Steven Soderbergh is a genius.
Arguably the greatest director working today…or any day for that matter.
I know people will disagree.
Those people are wrong.
Just think about this though, we are talking about a man who has directed this little lot; “Sex, Lies and Videotape”, “The Limey”, “Erin Brockovich”, “Traffic”, “Solaris”, “Bubble”, “The Girlfriend Experience”, “The Informant!”, “Che”, “Haywire”, “Magic Mike”, “Side Effects”, “Behind the Candelabra” and now “Unsane”.
Comedy, drama, biopic, sci-fi, action, horror, romance, tragedy, gangster…he is a director who you cannot place in a box. Despite that his films are unmistakably…his. You could get any hack with a camera to direct a Michael Bay film and you would end up with…exactly the same film. Take Soderbergh out of the equation with any of his films and you would have something very different and very much poorer as a result.

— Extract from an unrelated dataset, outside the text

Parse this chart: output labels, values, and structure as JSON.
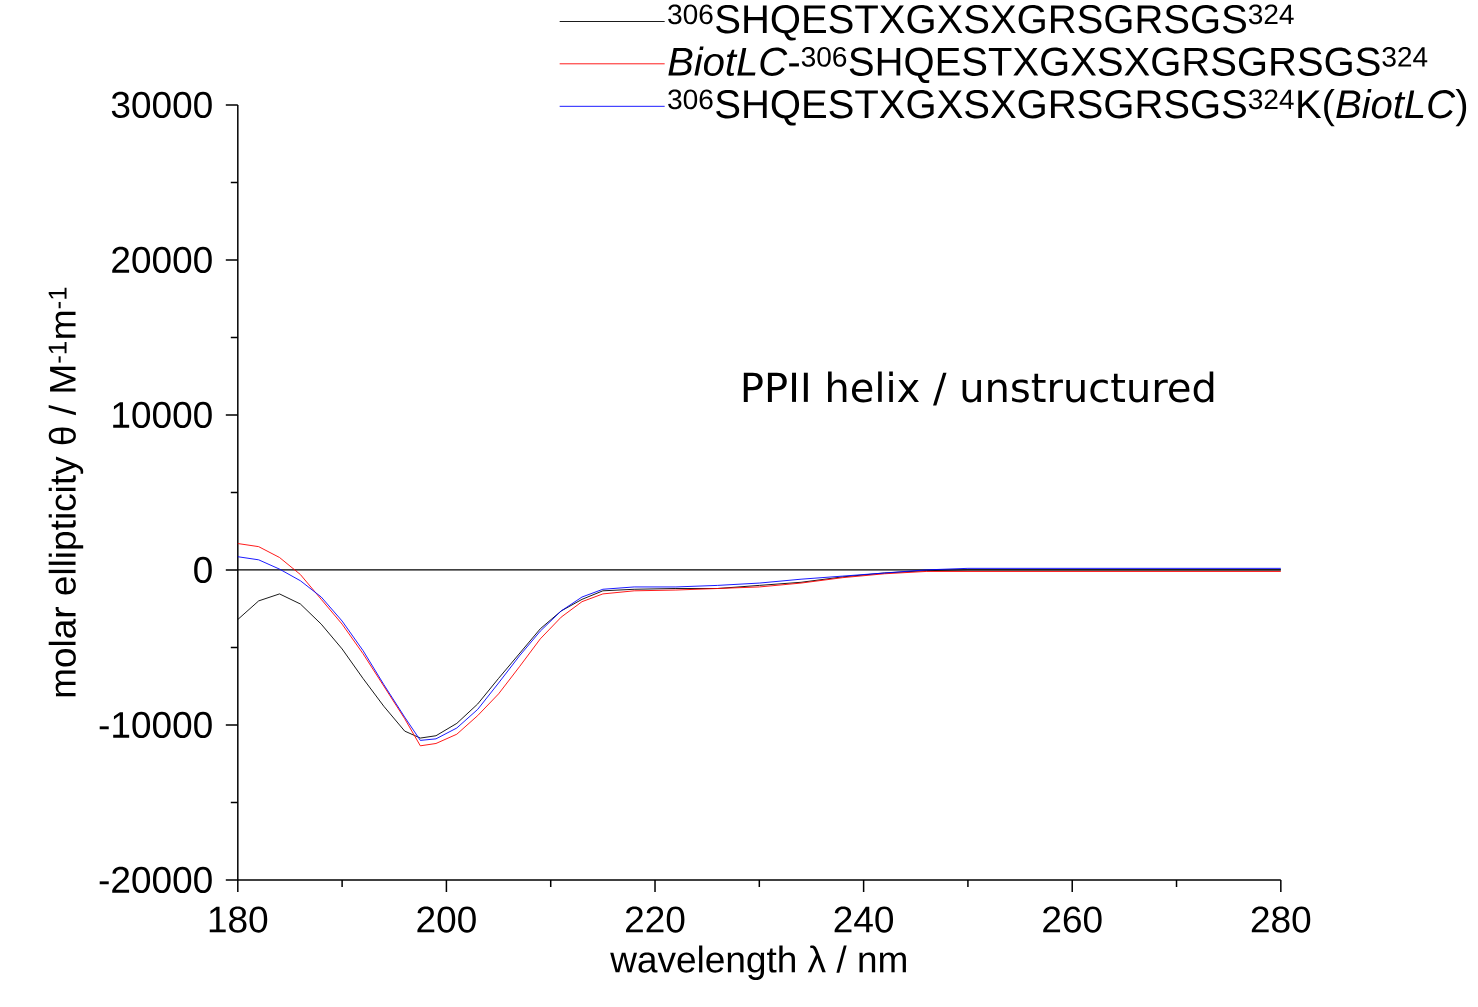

“Unsane” is a very difficult film to write about because almost anything you say about the plot risks giving away crucial elements of the story and ruining the experience. In simple terms the film concerns Sawyer Valentini (Claire Foy) as she starts a new life in a new town following a nasty experience of being stalked. In an effort to rid herself of the demons that plague her life following that she heads to a local medical institution to see a counsellor. Following that visit she finds herself being committed to the institution for seven days. Early on she claims that one of the wardens is, in fact, her stalker. That’s about as much as I can say without ruining things.
What Soderbergh has done is to produce a horror film that references “Misery”, “The Collector” (the John Fowles story), “Halloween” (the soundtrack could have been scored by John Carpenter…in hip-hop mode), “The Shining”, “Cabin in the Woods” (almost literally) and more besides and yet manages to be something utterly new. It also has something to say about the Weinstein situation despite being written and filmed before that story broke…certainly the notion of abuse looms large in the tale.
Much has been made about the decision to film on an iPhone and this is further evidence of Soderbergh’s status as a genuine maverick…what it lends to this film is a level of intimacy that couldn’t have been obtained either digitally or on film and it also flattens much of what we see which lends things an unnerving quality perfectly in keeping with what is playing out on screen.
As ever with Soderbergh you are given what you expected but not in the way you would expect…if that makes any sense at all, which I’m almost certain it doesn’t! I knew this was a horror film…I got a horror film…but I didn’t get a horror film in the same way as I would from another director…does that make sense? No? Damn it.
He’s a genius.
He never disappoints his audience.
You should go see this and feel good about the fact that you are backing a director who uses new techniques, tells interesting stories, doesn’t play the industry game and does it all with his own style. If that’s not worth a few pounds on a Friday night then I don’t know what is.